Questi intervalli valgono in assenza di condizioni note. In presenza di fattori come cicli molto irregolari o assenti, patologie ginecologiche note, precedenti interventi o problematiche andrologiche, può essere ragionevole anticipare la valutazione senza attendere i termini indicati. Una valutazione specialistica serve prima di tutto a capire se esistono ostacoli alla fertilità nell’uomo, nella donna o in entrambi, per poi individuare l’eventuale percorso più adatto.

Domande frequenti

Quante volte si deve fare l’amore per rimanere incinta?

Non esiste un numero fisso.
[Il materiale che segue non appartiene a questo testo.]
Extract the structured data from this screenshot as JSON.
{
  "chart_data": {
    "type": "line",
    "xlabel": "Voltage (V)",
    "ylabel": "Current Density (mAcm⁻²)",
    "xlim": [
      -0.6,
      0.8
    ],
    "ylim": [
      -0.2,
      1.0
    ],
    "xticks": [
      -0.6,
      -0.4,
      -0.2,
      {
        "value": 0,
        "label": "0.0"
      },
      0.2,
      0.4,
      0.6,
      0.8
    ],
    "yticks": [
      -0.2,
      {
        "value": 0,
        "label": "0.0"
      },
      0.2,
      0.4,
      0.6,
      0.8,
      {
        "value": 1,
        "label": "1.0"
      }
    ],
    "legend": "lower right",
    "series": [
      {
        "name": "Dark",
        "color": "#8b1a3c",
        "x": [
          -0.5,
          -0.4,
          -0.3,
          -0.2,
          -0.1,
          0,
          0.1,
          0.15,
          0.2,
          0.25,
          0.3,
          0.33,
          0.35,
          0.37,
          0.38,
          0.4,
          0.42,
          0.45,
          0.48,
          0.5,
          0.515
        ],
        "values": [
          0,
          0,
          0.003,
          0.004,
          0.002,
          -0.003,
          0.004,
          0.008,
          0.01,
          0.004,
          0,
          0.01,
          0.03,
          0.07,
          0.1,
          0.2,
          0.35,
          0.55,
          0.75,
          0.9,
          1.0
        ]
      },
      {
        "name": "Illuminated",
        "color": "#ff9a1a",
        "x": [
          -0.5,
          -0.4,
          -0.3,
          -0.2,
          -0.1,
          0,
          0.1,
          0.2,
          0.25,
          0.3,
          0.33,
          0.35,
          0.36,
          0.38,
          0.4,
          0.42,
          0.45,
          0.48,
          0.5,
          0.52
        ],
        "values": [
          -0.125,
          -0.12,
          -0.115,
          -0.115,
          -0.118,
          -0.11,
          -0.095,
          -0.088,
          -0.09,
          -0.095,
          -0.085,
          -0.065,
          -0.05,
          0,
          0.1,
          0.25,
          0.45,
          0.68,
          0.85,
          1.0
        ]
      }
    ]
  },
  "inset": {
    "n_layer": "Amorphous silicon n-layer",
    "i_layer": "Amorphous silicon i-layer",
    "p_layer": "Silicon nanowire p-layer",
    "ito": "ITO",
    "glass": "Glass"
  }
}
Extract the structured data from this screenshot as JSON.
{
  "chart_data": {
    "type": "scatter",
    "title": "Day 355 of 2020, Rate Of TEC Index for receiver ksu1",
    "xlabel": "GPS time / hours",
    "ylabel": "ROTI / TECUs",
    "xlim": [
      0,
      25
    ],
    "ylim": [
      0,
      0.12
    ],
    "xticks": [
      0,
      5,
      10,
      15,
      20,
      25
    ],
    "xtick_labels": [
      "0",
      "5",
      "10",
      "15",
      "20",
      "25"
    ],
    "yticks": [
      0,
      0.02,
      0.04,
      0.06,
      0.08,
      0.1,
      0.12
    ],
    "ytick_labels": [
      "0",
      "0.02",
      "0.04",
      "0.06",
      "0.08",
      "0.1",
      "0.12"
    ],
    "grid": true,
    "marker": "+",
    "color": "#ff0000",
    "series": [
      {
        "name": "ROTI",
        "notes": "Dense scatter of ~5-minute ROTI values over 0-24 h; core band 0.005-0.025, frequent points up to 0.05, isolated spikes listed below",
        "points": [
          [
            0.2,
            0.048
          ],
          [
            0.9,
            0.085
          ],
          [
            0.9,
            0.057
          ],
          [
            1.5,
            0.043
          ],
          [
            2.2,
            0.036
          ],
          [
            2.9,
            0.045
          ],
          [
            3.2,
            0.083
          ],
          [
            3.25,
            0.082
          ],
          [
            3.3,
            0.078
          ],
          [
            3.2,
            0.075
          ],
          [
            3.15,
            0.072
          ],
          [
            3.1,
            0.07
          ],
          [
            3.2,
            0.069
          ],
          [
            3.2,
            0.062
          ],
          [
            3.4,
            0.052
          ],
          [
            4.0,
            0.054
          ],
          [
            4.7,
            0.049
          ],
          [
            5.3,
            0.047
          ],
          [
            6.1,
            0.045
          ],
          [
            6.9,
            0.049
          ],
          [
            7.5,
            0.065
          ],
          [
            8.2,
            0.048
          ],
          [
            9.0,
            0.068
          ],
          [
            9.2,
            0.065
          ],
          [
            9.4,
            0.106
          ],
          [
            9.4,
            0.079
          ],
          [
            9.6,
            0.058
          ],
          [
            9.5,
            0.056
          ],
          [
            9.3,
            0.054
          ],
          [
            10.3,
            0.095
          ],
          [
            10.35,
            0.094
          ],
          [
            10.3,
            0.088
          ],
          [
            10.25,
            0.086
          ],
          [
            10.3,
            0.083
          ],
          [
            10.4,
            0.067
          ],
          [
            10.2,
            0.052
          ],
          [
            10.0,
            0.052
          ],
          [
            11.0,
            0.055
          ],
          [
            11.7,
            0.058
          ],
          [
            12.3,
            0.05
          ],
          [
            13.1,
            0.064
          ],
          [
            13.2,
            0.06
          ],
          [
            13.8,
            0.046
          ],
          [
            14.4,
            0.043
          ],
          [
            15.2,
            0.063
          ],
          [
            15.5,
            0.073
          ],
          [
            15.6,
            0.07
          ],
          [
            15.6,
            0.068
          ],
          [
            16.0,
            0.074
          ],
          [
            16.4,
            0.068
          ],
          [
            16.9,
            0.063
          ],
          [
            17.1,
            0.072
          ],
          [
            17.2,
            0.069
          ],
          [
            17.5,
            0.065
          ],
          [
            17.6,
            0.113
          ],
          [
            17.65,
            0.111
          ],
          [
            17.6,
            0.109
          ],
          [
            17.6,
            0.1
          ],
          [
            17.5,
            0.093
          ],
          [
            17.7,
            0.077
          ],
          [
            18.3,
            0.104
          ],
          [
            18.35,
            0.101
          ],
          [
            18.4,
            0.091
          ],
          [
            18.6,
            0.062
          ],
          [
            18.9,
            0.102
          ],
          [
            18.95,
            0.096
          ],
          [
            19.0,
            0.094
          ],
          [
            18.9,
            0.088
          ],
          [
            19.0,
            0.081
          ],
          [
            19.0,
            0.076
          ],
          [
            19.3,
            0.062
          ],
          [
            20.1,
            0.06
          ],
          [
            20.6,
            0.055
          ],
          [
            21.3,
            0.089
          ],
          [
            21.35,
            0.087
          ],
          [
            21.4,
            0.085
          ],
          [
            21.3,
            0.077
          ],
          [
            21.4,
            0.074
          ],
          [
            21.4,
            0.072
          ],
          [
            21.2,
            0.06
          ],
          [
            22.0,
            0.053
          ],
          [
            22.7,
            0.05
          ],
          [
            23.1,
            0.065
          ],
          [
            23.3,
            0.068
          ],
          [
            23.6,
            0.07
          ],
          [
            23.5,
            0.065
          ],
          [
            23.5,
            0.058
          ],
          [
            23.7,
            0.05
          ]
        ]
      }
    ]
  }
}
L’indicazione più comune è avere rapporti ogni uno o due giorni durante la finestra fertile, cioè circa tre o quattro volte a settimana. Questa frequenza copre i giorni fertili e mantiene una buona qualità del liquido seminale, senza bisogno di individuare con precisione il giorno dell’ovulazione.

Quanto tempo deve passare tra un rapporto e l’altro?
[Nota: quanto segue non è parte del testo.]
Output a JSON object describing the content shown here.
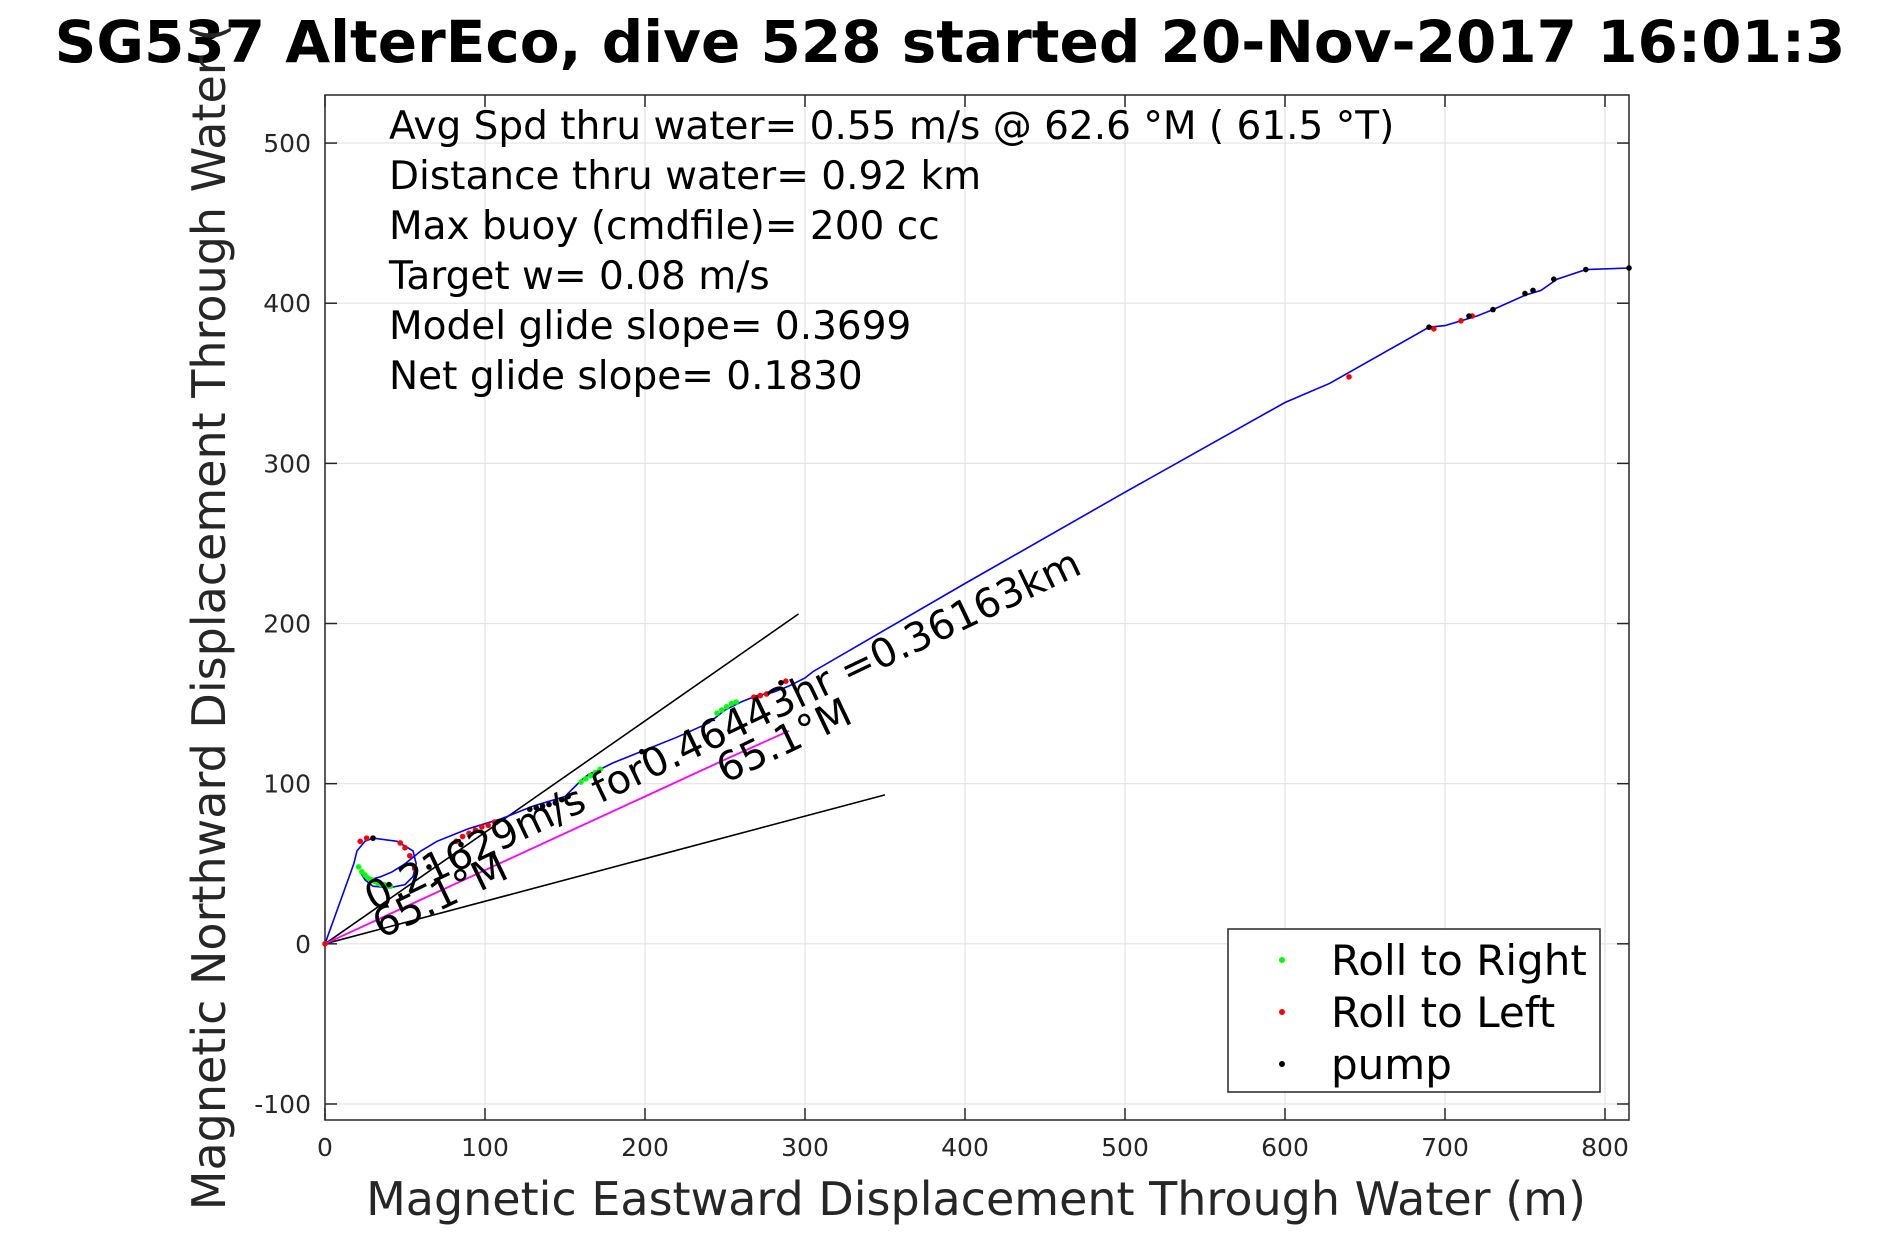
{
  "title": "SG537 AlterEco, dive 528 started 20-Nov-2017 16:01:3",
  "chart_data": {
    "type": "line",
    "title": "SG537 AlterEco, dive 528 started 20-Nov-2017 16:01:3",
    "xlabel": "Magnetic Eastward Displacement Through Water (m)",
    "ylabel": "Magnetic Northward Displacement Through Water (",
    "xlim": [
      0,
      815
    ],
    "ylim": [
      -110,
      530
    ],
    "xticks": [
      0,
      100,
      200,
      300,
      400,
      500,
      600,
      700,
      800
    ],
    "yticks": [
      -100,
      0,
      100,
      200,
      300,
      400,
      500
    ],
    "grid": true,
    "stats_text": [
      "Avg Spd thru water=  0.55 m/s @  62.6 °M ( 61.5 °T)",
      "Distance thru water=  0.92 km",
      "Max buoy (cmdfile)= 200 cc",
      "Target w= 0.08 m/s",
      "Model glide slope= 0.3699",
      "Net glide slope= 0.1830"
    ],
    "annotations": [
      {
        "text": "0.21629m/s for0.46443hr =0.36163km",
        "x": 30,
        "y": 20,
        "angle_deg": -25.5
      },
      {
        "text": "65.1°M",
        "x": 35,
        "y": 3,
        "angle_deg": -25.5
      },
      {
        "text": "65.1°M",
        "x": 250,
        "y": 100,
        "angle_deg": -25.5
      }
    ],
    "track": {
      "name": "track",
      "color": "#0000ff",
      "x": [
        0,
        18,
        20,
        25,
        30,
        45,
        55,
        57,
        55,
        50,
        40,
        30,
        25,
        22,
        28,
        35,
        42,
        50,
        60,
        70,
        80,
        90,
        100,
        110,
        115,
        120,
        130,
        140,
        150,
        153,
        160,
        165,
        170,
        180,
        200,
        220,
        240,
        250,
        260,
        270,
        280,
        290,
        300,
        305,
        400,
        500,
        600,
        628,
        690,
        700,
        710,
        720,
        730,
        750,
        760,
        770,
        788,
        815
      ],
      "y": [
        0,
        50,
        58,
        64,
        66,
        64,
        58,
        50,
        42,
        37,
        35,
        36,
        40,
        45,
        40,
        42,
        45,
        50,
        58,
        64,
        68,
        72,
        75,
        78,
        80,
        82,
        86,
        89,
        92,
        95,
        102,
        106,
        108,
        113,
        121,
        129,
        138,
        146,
        151,
        155,
        157,
        161,
        166,
        170,
        225,
        282,
        338,
        350,
        385,
        386,
        389,
        392,
        396,
        405,
        408,
        415,
        421,
        422
      ]
    },
    "model_line": {
      "name": "model",
      "color": "#ff00ff",
      "x": [
        0,
        50,
        100,
        150,
        200,
        250,
        290
      ],
      "y": [
        0,
        23,
        46,
        69,
        92,
        115,
        133
      ]
    },
    "bound_lines": [
      {
        "x": [
          0,
          296
        ],
        "y": [
          0,
          206
        ]
      },
      {
        "x": [
          0,
          350
        ],
        "y": [
          0,
          93
        ]
      }
    ],
    "roll_right": {
      "name": "Roll to Right",
      "color": "#00ff00",
      "x": [
        21,
        23,
        25,
        27,
        29,
        31,
        33,
        35,
        37,
        39,
        41,
        160,
        163,
        166,
        169,
        172,
        245,
        248,
        251,
        254,
        257
      ],
      "y": [
        48,
        45,
        43,
        41,
        40,
        39,
        38,
        37,
        37,
        36,
        36,
        101,
        103,
        105,
        107,
        109,
        144,
        146,
        148,
        150,
        151
      ]
    },
    "roll_left": {
      "name": "Roll to Left",
      "color": "#ff0000",
      "x": [
        0,
        22,
        26,
        30,
        47,
        50,
        53,
        56,
        82,
        86,
        90,
        94,
        98,
        102,
        106,
        268,
        272,
        276,
        288,
        640,
        693,
        710,
        717
      ],
      "y": [
        0,
        64,
        66,
        66,
        63,
        60,
        55,
        47,
        64,
        67,
        69,
        71,
        73,
        74,
        76,
        154,
        155,
        156,
        164,
        354,
        384,
        389,
        392
      ]
    },
    "pump": {
      "name": "pump",
      "color": "#000000",
      "x": [
        30,
        40,
        65,
        85,
        128,
        132,
        136,
        140,
        144,
        148,
        152,
        198,
        285,
        690,
        715,
        730,
        750,
        755,
        768,
        788,
        815
      ],
      "y": [
        66,
        37,
        48,
        62,
        84,
        85,
        86,
        87,
        88,
        90,
        92,
        120,
        163,
        385,
        392,
        396,
        406,
        408,
        415,
        421,
        422
      ]
    },
    "legend": {
      "placement": "bottom-right",
      "entries": [
        "Roll to Right",
        "Roll to Left",
        "pump"
      ]
    }
  }
}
Un intervallo di uno o due giorni è considerato ottimale quando si cerca una gravidanza. Rapporti a giorni alterni mantengono spermatozoi freschi e vitali e coprono l’intera finestra fertile. Non è necessario attendere di più: pause lunghe non migliorano le probabilità e possono ridurre la qualità del seme.
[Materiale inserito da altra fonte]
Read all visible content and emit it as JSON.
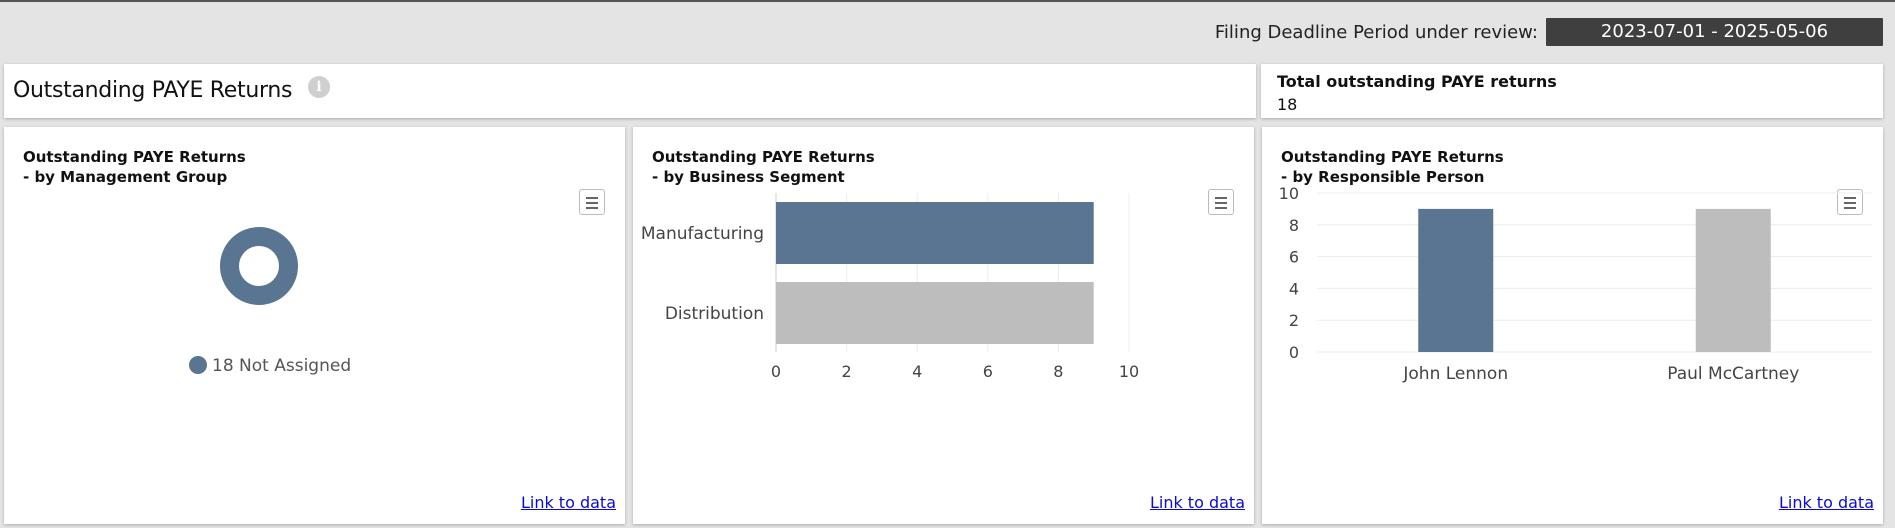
{
  "header": {
    "period_label": "Filing Deadline Period under review:",
    "period_value": "2023-07-01 - 2025-05-06"
  },
  "title_card": {
    "title": "Outstanding PAYE Returns",
    "info_glyph": "i"
  },
  "total_card": {
    "label": "Total outstanding PAYE returns",
    "value": "18"
  },
  "colors": {
    "primary": "#5a7591",
    "secondary": "#bdbdbd",
    "link": "#0b0bd0"
  },
  "charts": [
    {
      "title_line1": "Outstanding PAYE Returns",
      "title_line2": "- by Management Group",
      "link_label": "Link to data",
      "legend_label": "18 Not Assigned"
    },
    {
      "title_line1": "Outstanding PAYE Returns",
      "title_line2": "- by Business Segment",
      "link_label": "Link to data"
    },
    {
      "title_line1": "Outstanding PAYE Returns",
      "title_line2": "- by Responsible Person",
      "link_label": "Link to data"
    }
  ],
  "chart_data": [
    {
      "type": "pie",
      "variant": "donut",
      "title": "Outstanding PAYE Returns - by Management Group",
      "categories": [
        "Not Assigned"
      ],
      "values": [
        18
      ],
      "legend": "bottom"
    },
    {
      "type": "bar",
      "orientation": "horizontal",
      "title": "Outstanding PAYE Returns - by Business Segment",
      "categories": [
        "Manufacturing",
        "Distribution"
      ],
      "values": [
        9,
        9
      ],
      "xlim": [
        0,
        10
      ],
      "xticks": [
        "0",
        "2",
        "4",
        "6",
        "8",
        "10"
      ],
      "grid": true
    },
    {
      "type": "bar",
      "orientation": "vertical",
      "title": "Outstanding PAYE Returns - by Responsible Person",
      "categories": [
        "John Lennon",
        "Paul McCartney"
      ],
      "values": [
        9,
        9
      ],
      "ylim": [
        0,
        10
      ],
      "yticks": [
        "0",
        "2",
        "4",
        "6",
        "8",
        "10"
      ],
      "grid": true
    }
  ]
}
Quante volte eiaculare per rimanere incinta?

Non serve né risparmiare né moltiplicare le eiaculazioni. Un’eiaculazione ogni uno o due giorni nella fase fertile del ciclo è sufficiente. Eiaculazioni troppo diradate, con astinenze superiori a cinque giorni, possono ridurre la vitalità degli spermatozoi, mentre una frequenza regolare mantiene i parametri seminali più stabili.

Quanti giorni al mese ci vogliono per rimanere incinta?

I giorni realmente fertili sono pochi: in genere i cinque che precedono l’ovulazione più il giorno dell’ovulazione stessa, per un totale di circa sei giorni. Avere rapporti a giorni alterni in questo periodo, o più semplicemente lungo tutto il ciclo, permette di coprire la finestra fertile.

Meglio avere rapporti tutti i giorni o a giorni alterni?

Le due strategie danno risultati simili. Rapporti quotidiani non aumentano in modo significativo le probabilità rispetto ai rapporti a giorni alterni. Il ritmo di uno-due giorni è spesso preferibile perché è più sostenibile e mantiene una buona qualità del seme, coprendo comunque la finestra fertile.

L’astinenza prolungata aumenta le probabilità di concepimento?

No. È un mito diffuso ma privo di fondamento. Un’astinenza superiore a cinque giorni può ridurre la vitalità degli spermatozoi e, oltre i dieci giorni, alterarne anche la forma. Rapporti frequenti non consumano una risorsa limitata: la produzione di spermatozoi è continua.

Conta di più la frequenza dei rapporti o il timing rispetto all’ovulazione?

Il timing rispetto all’ovulazione ha un peso importante, perché la fecondazione è possibile solo nella finestra fertile. Una frequenza regolare, però, rende più probabile che almeno un rapporto cada nei giorni giusti senza bisogno di calcoli. Per questo, nella pratica, la frequenza costante è la strategia più semplice ed efficace.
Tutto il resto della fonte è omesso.